Despite these kind of applications, several questions and concerns have been raised about privacy. It is important to add that, according to the European Data Protection Board, if it is not possible to process anonymised data in the fight against COVID-19, member states can introduce legislative measures to process non-anonymised data, as well. Although the original idea in Slovakia was to also use calls and messages, the legislation only makes it possible to track the movement of infected persons and, this way, monitor whether these people have respected the quarantine rules, and identify potentially infected persons.

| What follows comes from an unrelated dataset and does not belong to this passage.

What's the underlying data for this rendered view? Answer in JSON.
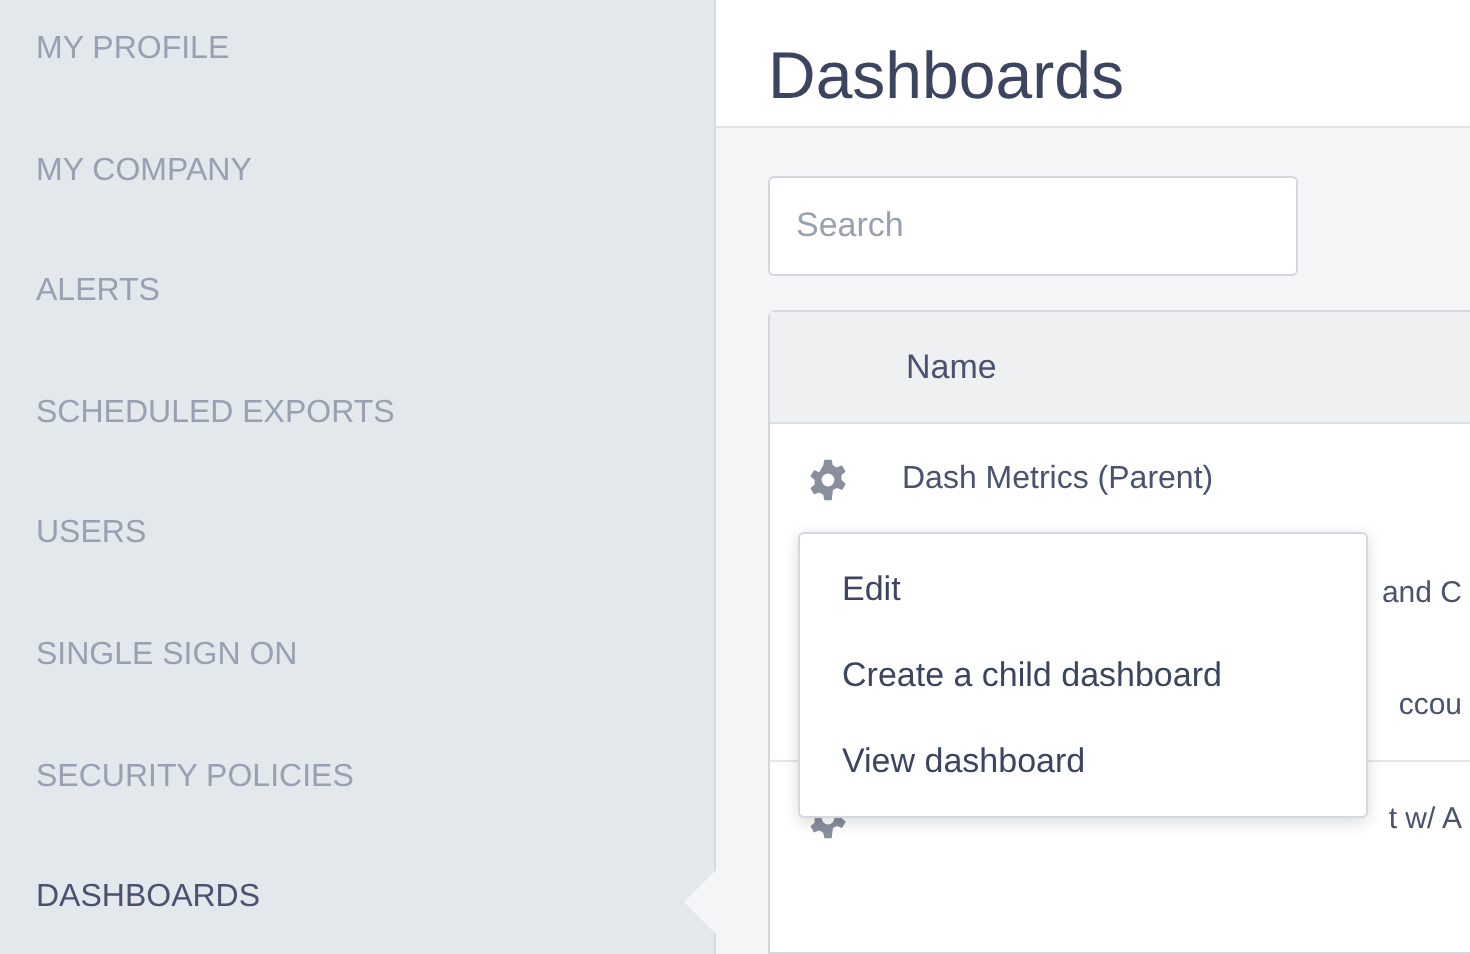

As Slovakia and Czechia were the first to introduce measures to slow down the spread of the pandemic, they are also among first countries lifting these bans. So now, they are slowly but steadily return to normal. In both countries, one of the effects of the pandemic is that trust towards political leaders has increased during these weeks. Babiš’s party, ANO’s support rose by 3.5 percentage point in March, while, in Slovakia, the support for Igor Matovič is higher that it was a few weeks ago. However, with regards to the crisis management, the previous prime minister, Peter Pellegrini, gained more support from voters than Matovič did.